Biomolecular condensates undergo dynamic maturation, transitioning from liquid-like droplets to gel-like or solid-like assemblies, exhibiting structural heterogeneity in response to biochemical cues. Synthetic coacervate droplets formed via liquid-liquid phase separation (LLPS) have emerged as simplified models of these condensates and of protocells. Yet, the understanding of complex phase behaviors of liquid-like droplets in both biological and chemical contexts remains less explored, limiting our understanding of biological function and the design of droplet-based soft materials and protocells. Here, we introduce a chemically programmable strategy to dynamically modulate droplet phase transitions through controlled polymer-network cross-linking. Reactive cross-linkers selectively engage polymers within liquid-like droplets, progressively increasing internal microviscosity and inducing a liquid-to-solid transition. Beyond uniform phase regulation, network cross-linking drives spatially heterogeneous phase separation via polymer demixing and Ostwald ripening, with reaction-diffusion dynamics critically shaping both thermodynamically stable and metastable droplets.
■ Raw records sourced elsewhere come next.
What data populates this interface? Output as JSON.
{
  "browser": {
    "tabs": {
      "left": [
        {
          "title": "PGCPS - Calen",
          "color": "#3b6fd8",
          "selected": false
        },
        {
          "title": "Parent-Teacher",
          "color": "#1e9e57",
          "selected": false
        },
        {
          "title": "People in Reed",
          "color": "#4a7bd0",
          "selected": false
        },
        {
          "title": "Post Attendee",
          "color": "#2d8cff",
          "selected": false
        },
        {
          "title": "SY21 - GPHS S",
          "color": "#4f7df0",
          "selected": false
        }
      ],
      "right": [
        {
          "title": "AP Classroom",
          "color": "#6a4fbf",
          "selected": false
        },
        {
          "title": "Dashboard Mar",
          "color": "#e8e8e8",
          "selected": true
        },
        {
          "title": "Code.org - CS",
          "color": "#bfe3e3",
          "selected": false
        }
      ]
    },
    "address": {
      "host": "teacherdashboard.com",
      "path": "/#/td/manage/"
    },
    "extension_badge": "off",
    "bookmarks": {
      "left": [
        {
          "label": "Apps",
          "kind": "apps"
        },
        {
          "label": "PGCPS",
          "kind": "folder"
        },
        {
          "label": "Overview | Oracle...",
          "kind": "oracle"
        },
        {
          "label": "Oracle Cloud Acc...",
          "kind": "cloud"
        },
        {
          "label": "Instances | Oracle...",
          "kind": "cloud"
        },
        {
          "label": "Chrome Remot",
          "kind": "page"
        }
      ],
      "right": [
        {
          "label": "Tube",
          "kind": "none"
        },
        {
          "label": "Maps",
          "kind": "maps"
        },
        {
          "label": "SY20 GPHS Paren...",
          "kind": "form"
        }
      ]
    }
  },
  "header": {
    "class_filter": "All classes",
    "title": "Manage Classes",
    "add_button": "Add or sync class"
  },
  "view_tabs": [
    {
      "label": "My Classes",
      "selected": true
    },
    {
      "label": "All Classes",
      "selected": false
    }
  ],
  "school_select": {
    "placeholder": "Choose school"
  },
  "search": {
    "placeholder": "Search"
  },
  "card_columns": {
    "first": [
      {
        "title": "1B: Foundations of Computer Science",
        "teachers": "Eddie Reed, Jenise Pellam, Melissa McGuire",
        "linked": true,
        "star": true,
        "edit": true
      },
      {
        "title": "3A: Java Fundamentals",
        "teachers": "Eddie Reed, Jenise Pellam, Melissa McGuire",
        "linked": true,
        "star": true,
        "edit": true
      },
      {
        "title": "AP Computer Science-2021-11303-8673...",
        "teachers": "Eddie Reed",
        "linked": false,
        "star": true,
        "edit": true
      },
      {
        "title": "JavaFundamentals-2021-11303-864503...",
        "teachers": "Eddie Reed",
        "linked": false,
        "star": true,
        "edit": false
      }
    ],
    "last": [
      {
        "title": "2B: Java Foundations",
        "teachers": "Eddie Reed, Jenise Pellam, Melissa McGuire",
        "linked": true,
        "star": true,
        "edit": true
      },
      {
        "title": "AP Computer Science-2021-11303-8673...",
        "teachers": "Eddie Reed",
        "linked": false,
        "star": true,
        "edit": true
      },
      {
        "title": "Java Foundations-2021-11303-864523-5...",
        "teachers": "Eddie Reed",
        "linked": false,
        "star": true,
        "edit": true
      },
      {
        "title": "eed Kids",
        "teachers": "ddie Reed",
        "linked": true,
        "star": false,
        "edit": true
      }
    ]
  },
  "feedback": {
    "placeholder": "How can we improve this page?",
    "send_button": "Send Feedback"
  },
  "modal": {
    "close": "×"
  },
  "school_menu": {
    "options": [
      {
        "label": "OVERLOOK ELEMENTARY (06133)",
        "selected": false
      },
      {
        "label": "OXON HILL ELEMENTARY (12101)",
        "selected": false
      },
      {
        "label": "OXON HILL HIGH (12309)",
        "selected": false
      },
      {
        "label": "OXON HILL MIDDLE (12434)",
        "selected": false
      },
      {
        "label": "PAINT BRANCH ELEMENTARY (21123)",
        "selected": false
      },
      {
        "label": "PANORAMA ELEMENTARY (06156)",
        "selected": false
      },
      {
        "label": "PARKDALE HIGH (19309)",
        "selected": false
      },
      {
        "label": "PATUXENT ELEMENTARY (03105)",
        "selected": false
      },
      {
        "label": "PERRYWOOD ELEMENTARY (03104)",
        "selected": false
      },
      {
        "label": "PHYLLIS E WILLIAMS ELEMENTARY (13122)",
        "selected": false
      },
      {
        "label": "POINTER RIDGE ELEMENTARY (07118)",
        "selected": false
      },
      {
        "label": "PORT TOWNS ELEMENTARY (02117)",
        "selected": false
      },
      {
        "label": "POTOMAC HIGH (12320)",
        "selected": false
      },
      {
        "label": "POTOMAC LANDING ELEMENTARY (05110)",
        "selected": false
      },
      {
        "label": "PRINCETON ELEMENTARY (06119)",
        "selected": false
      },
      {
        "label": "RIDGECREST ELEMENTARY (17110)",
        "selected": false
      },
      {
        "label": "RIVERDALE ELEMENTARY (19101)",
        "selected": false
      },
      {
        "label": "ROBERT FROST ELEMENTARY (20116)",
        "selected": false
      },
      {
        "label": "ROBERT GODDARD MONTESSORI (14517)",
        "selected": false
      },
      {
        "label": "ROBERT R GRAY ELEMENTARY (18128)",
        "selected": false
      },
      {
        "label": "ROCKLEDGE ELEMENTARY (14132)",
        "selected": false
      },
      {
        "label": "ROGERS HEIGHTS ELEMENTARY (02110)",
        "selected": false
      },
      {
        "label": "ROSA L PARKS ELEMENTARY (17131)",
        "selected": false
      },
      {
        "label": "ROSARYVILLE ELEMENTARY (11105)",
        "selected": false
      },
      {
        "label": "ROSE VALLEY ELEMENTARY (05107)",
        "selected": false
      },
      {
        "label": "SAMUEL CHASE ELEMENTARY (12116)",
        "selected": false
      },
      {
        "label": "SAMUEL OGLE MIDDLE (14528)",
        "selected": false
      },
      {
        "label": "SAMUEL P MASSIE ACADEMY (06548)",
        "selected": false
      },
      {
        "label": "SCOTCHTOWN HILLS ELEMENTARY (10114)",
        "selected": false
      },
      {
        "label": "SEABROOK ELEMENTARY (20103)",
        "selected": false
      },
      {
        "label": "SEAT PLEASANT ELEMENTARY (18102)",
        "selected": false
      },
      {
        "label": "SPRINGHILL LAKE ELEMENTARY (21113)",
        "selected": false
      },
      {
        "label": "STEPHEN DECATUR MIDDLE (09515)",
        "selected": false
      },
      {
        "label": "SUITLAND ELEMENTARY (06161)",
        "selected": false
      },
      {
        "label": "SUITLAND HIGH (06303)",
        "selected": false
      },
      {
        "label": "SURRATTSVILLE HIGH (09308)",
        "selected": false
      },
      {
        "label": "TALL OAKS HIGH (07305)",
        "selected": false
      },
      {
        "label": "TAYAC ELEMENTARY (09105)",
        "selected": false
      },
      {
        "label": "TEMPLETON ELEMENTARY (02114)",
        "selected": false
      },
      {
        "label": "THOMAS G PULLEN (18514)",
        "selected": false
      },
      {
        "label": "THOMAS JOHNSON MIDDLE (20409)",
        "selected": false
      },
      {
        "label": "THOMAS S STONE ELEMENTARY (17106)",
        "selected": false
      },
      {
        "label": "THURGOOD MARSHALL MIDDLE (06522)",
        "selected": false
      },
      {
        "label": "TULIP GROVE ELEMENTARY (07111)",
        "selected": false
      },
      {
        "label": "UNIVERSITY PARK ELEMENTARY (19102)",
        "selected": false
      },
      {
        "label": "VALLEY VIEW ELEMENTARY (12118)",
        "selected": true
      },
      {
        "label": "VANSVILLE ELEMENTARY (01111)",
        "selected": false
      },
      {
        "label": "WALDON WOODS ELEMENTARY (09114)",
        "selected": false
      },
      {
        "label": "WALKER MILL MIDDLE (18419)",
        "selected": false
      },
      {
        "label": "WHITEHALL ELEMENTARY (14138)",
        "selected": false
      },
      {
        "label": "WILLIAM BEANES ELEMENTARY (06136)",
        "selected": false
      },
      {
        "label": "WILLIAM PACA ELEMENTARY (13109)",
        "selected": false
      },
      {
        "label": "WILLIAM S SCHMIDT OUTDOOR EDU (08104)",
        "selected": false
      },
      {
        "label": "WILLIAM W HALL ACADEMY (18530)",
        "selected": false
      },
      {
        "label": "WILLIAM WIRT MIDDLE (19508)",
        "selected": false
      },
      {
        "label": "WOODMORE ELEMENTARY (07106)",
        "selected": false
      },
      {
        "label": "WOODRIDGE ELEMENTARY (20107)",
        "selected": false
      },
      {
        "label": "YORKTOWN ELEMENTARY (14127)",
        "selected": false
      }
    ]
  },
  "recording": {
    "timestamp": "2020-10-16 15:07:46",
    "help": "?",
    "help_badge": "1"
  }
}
Using orthogonal cleavable cross-linkers, we further demonstrate chemical control over droplet liquefaction and the generation of multiphasic structures with pathway-dependent configurations. Integration of photoresponsive cross-linkers with digital-micromirror device (DMD) technology enables precise spatial photopatterning of droplet networks. This work establishes a versatile framework for elucidating the structural principles of microphase separation within coacervates and provides a blueprint for designing dynamic soft materials and synthetic protocells.